The Paris-based energy watchdog said the global oil market has been in a significant surplus since the start of 2025 and that it expected global supply to "far exceed demand in 2026". But it warned that a prolonged disruption to supply in the Mideast Gulf "could flip the market into a deficit".

Operations at several Mideast Gulf ports have resumed following precautionary shutdowns caused by drone-related incidents, according to port authorities and operators.

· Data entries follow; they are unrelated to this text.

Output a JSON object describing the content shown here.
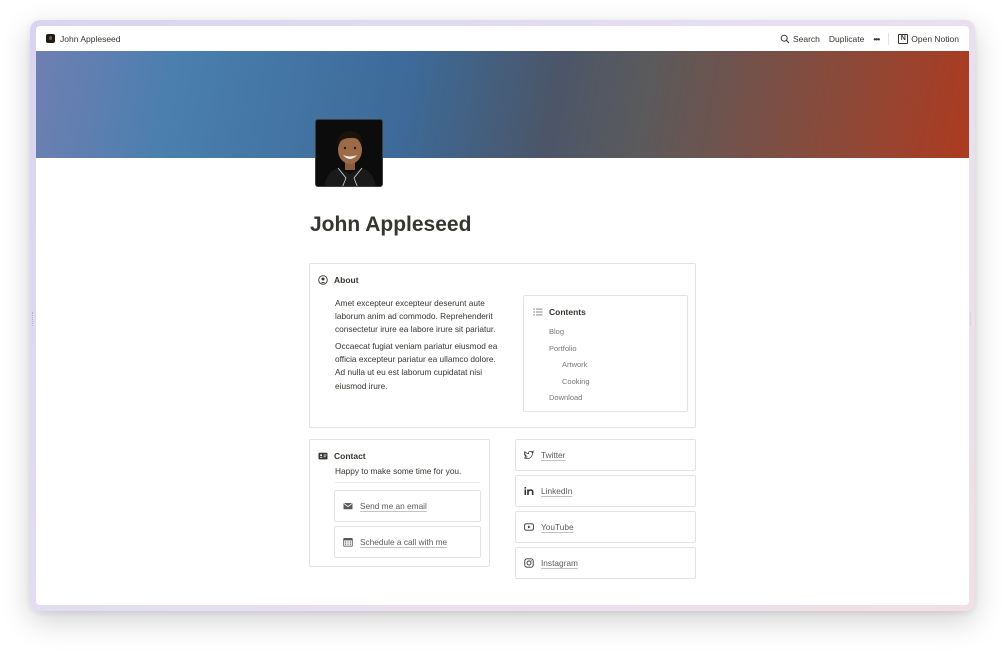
{
  "topbar": {
    "page_title": "John Appleseed",
    "search_label": "Search",
    "duplicate_label": "Duplicate",
    "more_label": "•••",
    "open_notion_label": "Open Notion"
  },
  "page": {
    "title": "John Appleseed"
  },
  "about": {
    "heading": "About",
    "paragraphs": [
      "Amet excepteur excepteur deserunt aute laborum anim ad commodo. Reprehenderit consectetur irure ea labore irure sit pariatur.",
      "Occaecat fugiat veniam pariatur eiusmod ea officia excepteur pariatur ea ullamco dolore. Ad nulla ut eu est laborum cupidatat nisi eiusmod irure."
    ]
  },
  "contents": {
    "heading": "Contents",
    "items": [
      "Blog",
      "Portfolio",
      "Artwork",
      "Cooking",
      "Download"
    ]
  },
  "contact": {
    "heading": "Contact",
    "subtitle": "Happy to make some time for you.",
    "email_label": "Send me an email",
    "schedule_label": "Schedule a call with me"
  },
  "social": {
    "twitter": "Twitter",
    "linkedin": "LinkedIn",
    "youtube": "YouTube",
    "instagram": "Instagram"
  },
  "colors": {
    "text": "#37352f",
    "muted": "#787774",
    "border": "#e3e2de",
    "cover_start": "#6f7fb2",
    "cover_end": "#ad3b21"
  }
}
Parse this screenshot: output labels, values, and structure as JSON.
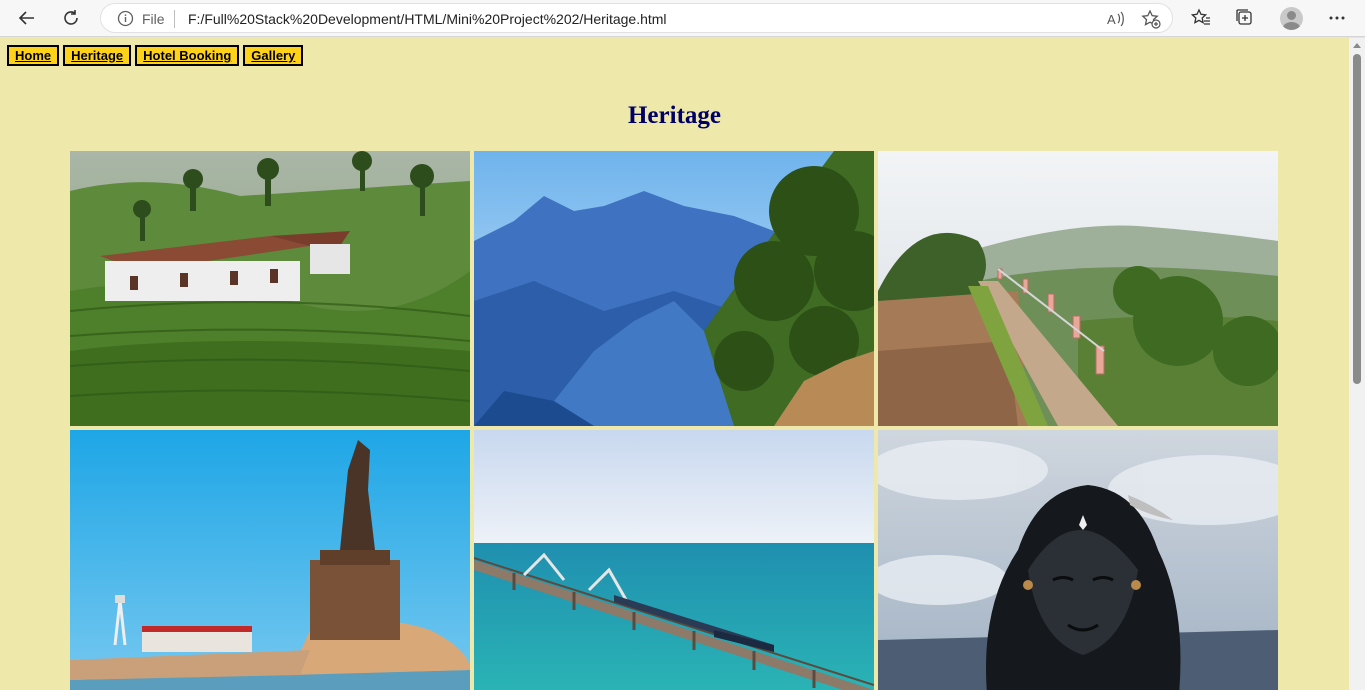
{
  "browser": {
    "address_scheme": "File",
    "url": "F:/Full%20Stack%20Development/HTML/Mini%20Project%202/Heritage.html",
    "icons": [
      "back-icon",
      "refresh-icon",
      "info-icon",
      "read-aloud-icon",
      "add-favorite-icon",
      "favorites-icon",
      "collections-icon",
      "profile-avatar",
      "more-icon"
    ]
  },
  "nav": {
    "items": [
      {
        "label": "Home"
      },
      {
        "label": "Heritage"
      },
      {
        "label": "Hotel Booking"
      },
      {
        "label": "Gallery"
      }
    ]
  },
  "page": {
    "title": "Heritage",
    "background": "#eee8aa",
    "nav_color": "#ffd21a",
    "title_color": "#000066"
  },
  "gallery": {
    "images": [
      {
        "name": "tea-estate-photo"
      },
      {
        "name": "blue-mountains-photo"
      },
      {
        "name": "hill-walkway-photo"
      },
      {
        "name": "rock-memorial-statue-photo"
      },
      {
        "name": "sea-bridge-train-photo"
      },
      {
        "name": "black-statue-face-photo"
      }
    ]
  }
}
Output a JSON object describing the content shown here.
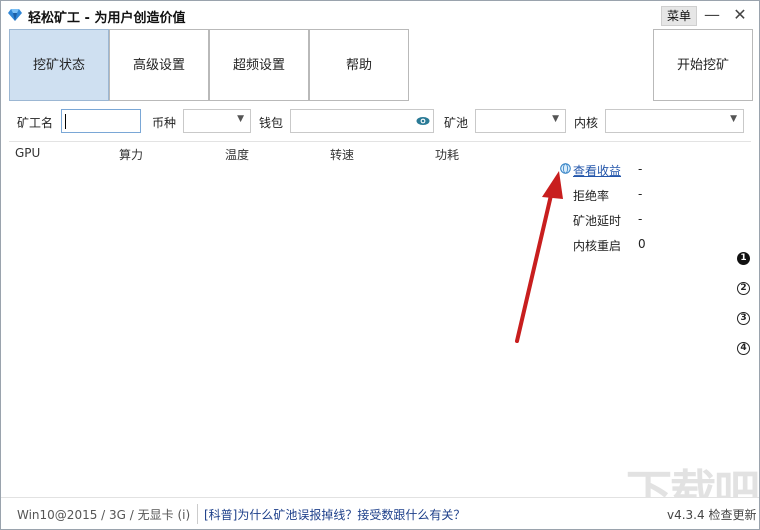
{
  "titlebar": {
    "title": "轻松矿工 - 为用户创造价值",
    "menu_label": "菜单",
    "minimize_glyph": "—",
    "close_glyph": "✕"
  },
  "toolbar": {
    "tabs": [
      {
        "label": "挖矿状态",
        "active": true
      },
      {
        "label": "高级设置",
        "active": false
      },
      {
        "label": "超频设置",
        "active": false
      },
      {
        "label": "帮助",
        "active": false
      }
    ],
    "start_label": "开始挖矿"
  },
  "form": {
    "miner_name_label": "矿工名",
    "miner_name_value": "",
    "coin_label": "币种",
    "coin_value": "",
    "wallet_label": "钱包",
    "wallet_value": "",
    "pool_label": "矿池",
    "pool_value": "",
    "kernel_label": "内核",
    "kernel_value": ""
  },
  "gpu_table": {
    "columns": [
      "GPU",
      "算力",
      "温度",
      "转速",
      "功耗"
    ]
  },
  "stats": {
    "earnings_link": "查看收益",
    "earnings_value": "-",
    "reject_rate_label": "拒绝率",
    "reject_rate_value": "-",
    "pool_latency_label": "矿池延时",
    "pool_latency_value": "-",
    "kernel_restart_label": "内核重启",
    "kernel_restart_value": "0"
  },
  "page_indicators": [
    "1",
    "2",
    "3",
    "4"
  ],
  "statusbar": {
    "system_info": "Win10@2015 / 3G / 无显卡 (i)",
    "news_link": "[科普]为什么矿池误报掉线？接受数跟什么有关？",
    "version": "v4.3.4 检查更新"
  },
  "colors": {
    "active_tab": "#cfe0f1",
    "link": "#2255aa",
    "arrow": "#c81e1e"
  }
}
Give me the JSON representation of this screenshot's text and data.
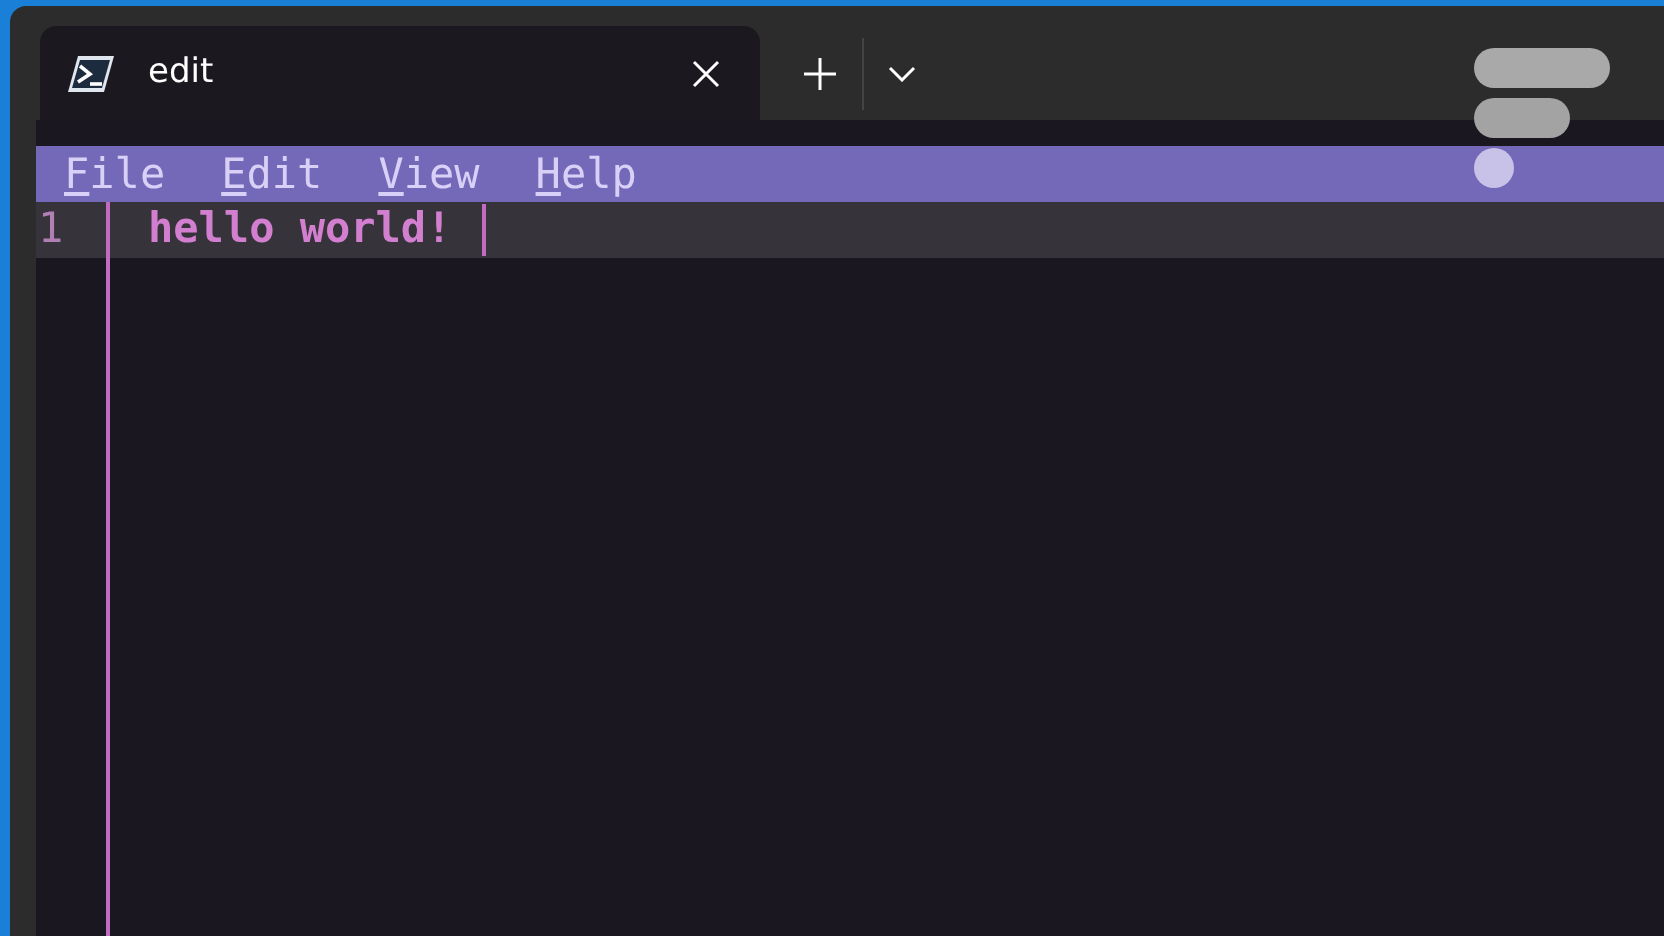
{
  "window": {
    "tabs": [
      {
        "title": "edit",
        "selected": true
      }
    ]
  },
  "menu": [
    {
      "label": "File"
    },
    {
      "label": "Edit"
    },
    {
      "label": "View"
    },
    {
      "label": "Help"
    }
  ],
  "editor": {
    "lines": [
      {
        "number": "1",
        "text": "hello world!",
        "current": true
      }
    ]
  }
}
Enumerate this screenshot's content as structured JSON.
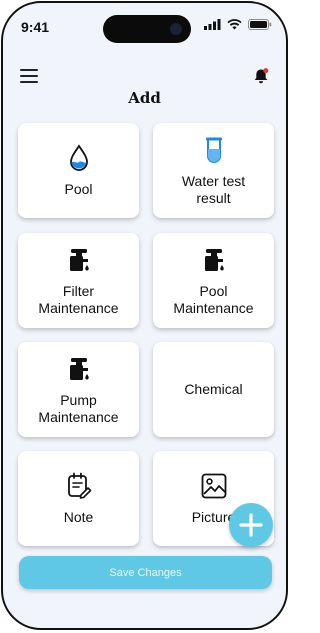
{
  "status": {
    "time": "9:41"
  },
  "header": {
    "title": "Add"
  },
  "cards": [
    {
      "label": "Pool",
      "icon": "water-drop-icon"
    },
    {
      "label": "Water test\nresult",
      "icon": "test-tube-icon"
    },
    {
      "label": "Filter\nMaintenance",
      "icon": "faucet-icon"
    },
    {
      "label": "Pool\nMaintenance",
      "icon": "faucet-icon"
    },
    {
      "label": "Pump\nMaintenance",
      "icon": "faucet-icon"
    },
    {
      "label": "Chemical",
      "icon": ""
    },
    {
      "label": "Note",
      "icon": "note-icon"
    },
    {
      "label": "Picture",
      "icon": "image-icon"
    }
  ],
  "footer": {
    "save_label": "Save Changes"
  },
  "colors": {
    "accent": "#5fc8e4",
    "background": "#f1f4fb",
    "notification": "#e53935"
  }
}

Cargo operations between Iraqi ports and regional ports beyond the strait of Hormuz are continuing normally, while operations through or beyond the strait have been suspended for all types of tankers, the Iraqi port authorities said late on Wednesday.

Tanker traffic came to a near standstill through the strait of Hormuz following the US and Israeli strikes on Iran on 28 February and Iran's subsequent retaliatory attacks, effectively closing the strategic waterway and halting most exports from the region.

State-owned QatarEnergy raised the official selling price for April-loading exports, though there were concerns among market participants as to how the cargoes would be shipped out of the Mideast Gulf.

China's top regulator has told oil firms to halt exports of clean products to ensure domestic supply, oil company officials told Argus.

Chinese LNG importers meanwhile have no immediate plans to purchase spot cargoes and are closely monitoring delivery schedules of their contracted LNG supply in the coming days given the ongoing conflict, market participants told Argus.

Most Chinese importers have opted for a cautious approach based on their assessment of their country's import dependence, underground gas storage inventory levels and near-term demand trends.

At least one South Korean private importer is preparing to issue a tender to secure prompt cargoes amid disrupted LNG supplies from QatarEnergy, the world's second-largest LNG exporter, sources close to the importer said.